Order, Supreme Court, New York County (Paul G. Feinman, J.), entered February 3, 2009, which, to the extent appealed from, denied the motion by defendant Alfred Leslie for summary judgment dismissing the complaint as against him as time-barred and granted plaintiffs' cross motion declaring that they are entitled to immediate possession of the artworks gifted to them, unanimously reversed, on the law, without costs, defendant Leslie's motion granted and plaintiffs' cross motion denied. The Clerk is directed to enter judgment accordingly.
Published by New York State Law Reporting Bureau pursuant to Judiciary Law § 431.
This opinion is uncorrected and subject to revision before publication in the Official Reports.
Andrias, J.P., Catterson, Renwick, Freedman, JJ.
Plaintiffs, the children of defendant Alfred Leslie, an artist, asserting claims for conversion and replevin, commenced this action to compel their father to relinquish artworks previously gifted to them, or the value thereof.
The record in the instant case clearly establishes that plaintiffs' claims sound in simple conversion rather than replevin. Plaintiffs rely on the Court of Appeals decision in Solomon R. Guggenheim Found. v Lubell (77 NY2d 311 ) for the proposition that the possessor must refuse to return the chattel. Furthermore, plaintiffs assert that the possessor must have "actually denied [plaintiffs'] ownership rights . . ."
Unfortunately for this contention, the Lubell Court was confronted with an action in replevin to recover stolen property rather than a claim for conversion. Although both claims are governed by the same statute of limitations of three years (CPLR 214), "[t]he rule in this State is that a cause of action for replevin against the good-faith purchaser of a stolen chattel accrues when the true owner makes demand for return of the chattel and the person in possession of the chattel refuses to return it" (77 NY2d at 317-318). The Lubell Court characterized this "demand and refusal rule" as the "rule that affords the most protection to the true owners of stolen property" (id. at 318; see also Close-Barzin v Christie's, Inc., 51 AD3d 444 ; Matter of Peters v Sotheby's Inc., 34 AD3d 29, 34 , lv denied 8 NY3d 809  [demand upon, and refusal of, a person in possession of a chattel to return it are essential elements of a cause of action in replevin]).
The Court of Appeals specifically addressed the question of accrual of a claim sounding in conversion in State of New York v Seventh Regiment Fund (98 NY2d 249 ). In Seventh Regiment Fund, the Court reaffirmed the extensive precedent in this state that there is difference in accrual between simple conversion and replevin of stolen property. In reinforcing this difference, the Court stated, "Some affirmative act - asportation by the defendant or another person, denial of access to the rightful owner or assertion to the owner of a claim on the goods, sale or other commercial exploitation of the goods by the defendant -- has always been an element of conversion" (98 NY2d at 260).
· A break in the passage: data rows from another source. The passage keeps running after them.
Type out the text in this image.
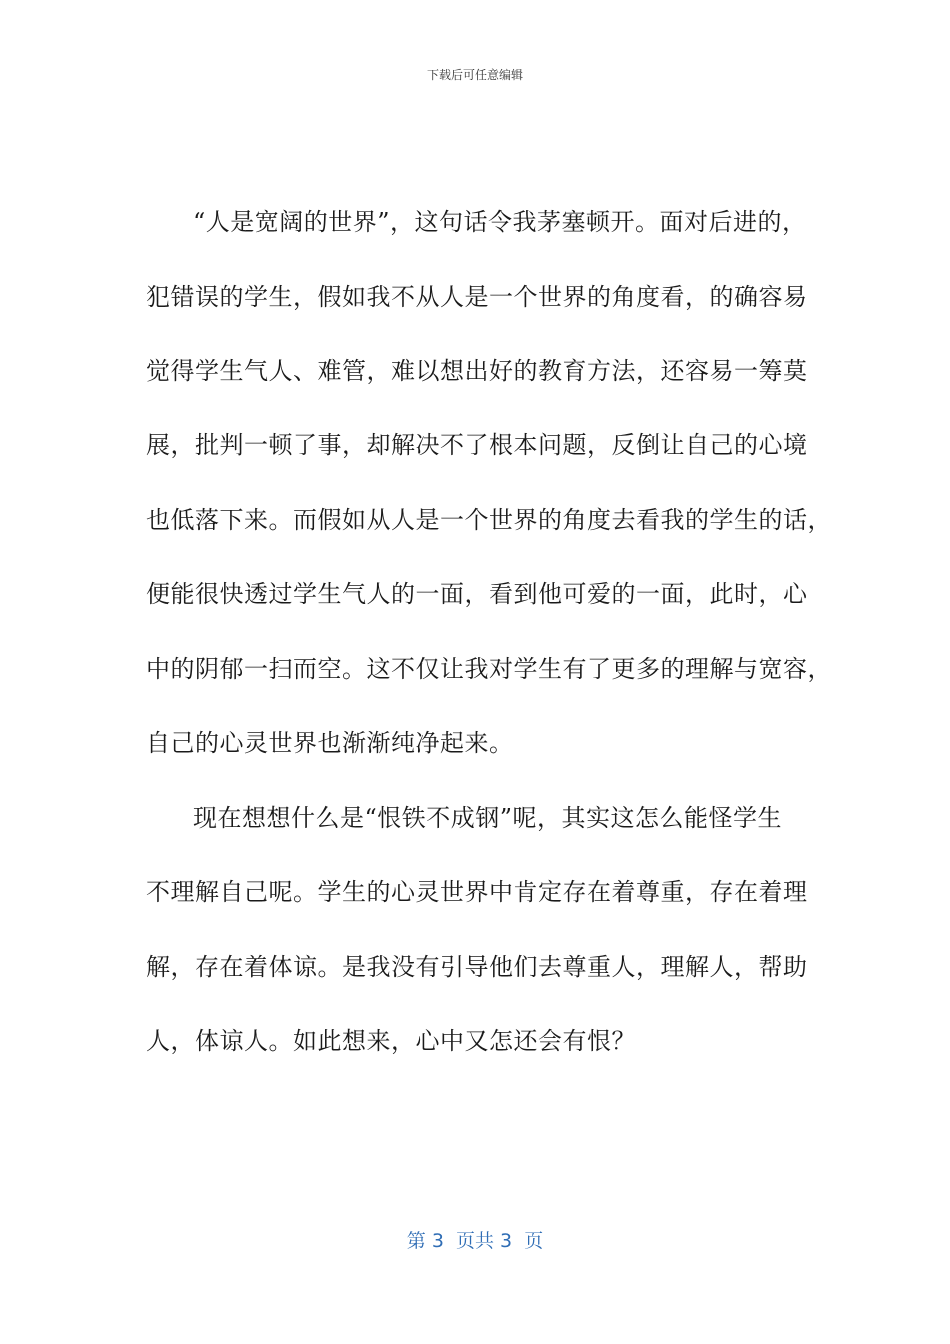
下载后可任意编辑
“人是宽阔的世界”，这句话令我茅塞顿开。面对后进的，
犯错误的学生，假如我不从人是一个世界的角度看，的确容易
觉得学生气人、难管，难以想出好的教育方法，还容易一筹莫
展，批判一顿了事，却解决不了根本问题，反倒让自己的心境
也低落下来。而假如从人是一个世界的角度去看我的学生的话，
便能很快透过学生气人的一面，看到他可爱的一面，此时，心
中的阴郁一扫而空。这不仅让我对学生有了更多的理解与宽容，
自己的心灵世界也渐渐纯净起来。
现在想想什么是“恨铁不成钢”呢，其实这怎么能怪学生
不理解自己呢。学生的心灵世界中肯定存在着尊重，存在着理
解，存在着体谅。是我没有引导他们去尊重人，理解人，帮助
人，体谅人。如此想来，心中又怎还会有恨？
第 3  页共 3  页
The Seventh Regiment Fund Court reversed this Court, remitted the case to Supreme Court, and held that: "Supreme Court must determine upon remittal whether the Fund was a bona fide purchaser. If so, the State's claim will have accrued only after demand and refusal. If not, or if demand would have been futile, the claim will have accrued when the Fund actually interfered with the State's property" (98 NY2d at 261).
Moreover, as early as 1991 defendant "interfered with" plaintiffs' property when, despite entreaties by plaintiffs and defendant's ex-wife, defendant retained possession of the property. The record is replete with instances of similar interferences over the years. Thus, plaintiffs' claims in conversion are time-barred by more than a decade and must be dismissed.
THIS CONSTITUTES THE DECISION AND ORDER OF THE SUPREME COURT, APPELLATE DIVISION, FIRST DEPARTMENT.